In the case of adults reported to be bullying anyone within the club under 18

  1. The County Welfare Officer should always be informed and will advise on action to be taken where appropriate; this may include action by The FA Safeguarding Team.
  2. It is anticipated that in most cases where the allegation is made regarding a team manager, official or coach, The FA’s Safeguarding Children Education Programme may be recommended.
  3. More serious cases may be referred to the Police and/or Children’s Social Care

Prevention:

  1. The club will have a written constitution, which includes what is acceptable and proper behaviour for all members of which the anti bullying policy is one part.
  2. All club members and parents will sign to accept the constitution upon joining the club.
  3. The Club Welfare Officer will raise awareness about bullying and why it matters, and if issues of bullying arise in the club, will consider meeting with members to discuss the issue openly and constructively

This policy is based on guidance provided to schools by KIDSCAPE. KIDSCAPE is a voluntary organisation committed to help prevent child bullying.

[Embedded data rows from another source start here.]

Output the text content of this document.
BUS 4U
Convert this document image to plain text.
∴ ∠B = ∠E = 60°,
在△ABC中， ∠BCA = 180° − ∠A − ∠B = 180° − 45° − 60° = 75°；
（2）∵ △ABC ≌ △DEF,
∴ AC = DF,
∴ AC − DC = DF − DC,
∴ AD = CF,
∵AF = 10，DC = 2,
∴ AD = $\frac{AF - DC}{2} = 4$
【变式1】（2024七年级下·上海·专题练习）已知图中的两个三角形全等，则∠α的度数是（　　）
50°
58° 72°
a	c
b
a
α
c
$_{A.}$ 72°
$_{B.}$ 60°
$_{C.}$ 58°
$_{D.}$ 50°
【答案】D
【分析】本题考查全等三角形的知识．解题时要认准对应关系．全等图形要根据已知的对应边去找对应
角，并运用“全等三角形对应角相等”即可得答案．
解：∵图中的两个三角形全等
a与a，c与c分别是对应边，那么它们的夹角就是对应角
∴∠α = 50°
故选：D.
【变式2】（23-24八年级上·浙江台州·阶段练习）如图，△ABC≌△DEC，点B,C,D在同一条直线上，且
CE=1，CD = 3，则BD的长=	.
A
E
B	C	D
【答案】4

KIDSCAPE can be contacted on 0207 730 3300 or you can access their website via www.kidscape.org.uk
You may also wish to access any of the following websites designed to give advice and guidance to parents and children who are faced with dealing with bullying:

Guidance for parents/carers
www.anti-bullyingalliance.org.uk

www.stoptextbully.com

www.beatbullying.org.uk

www.stonewall.org.uk

www.bullying.co.uk

Guidance for young people
www.youngstonewall.org.uk

www.cybermentors.org.uk

www.childline.org.uk

We would like to thank the ASA who have shared their Anti Bullying Policy for Clubs and to Stonewall’s guidance from which this recommended FA Club Anti Bullying Policy has been developed.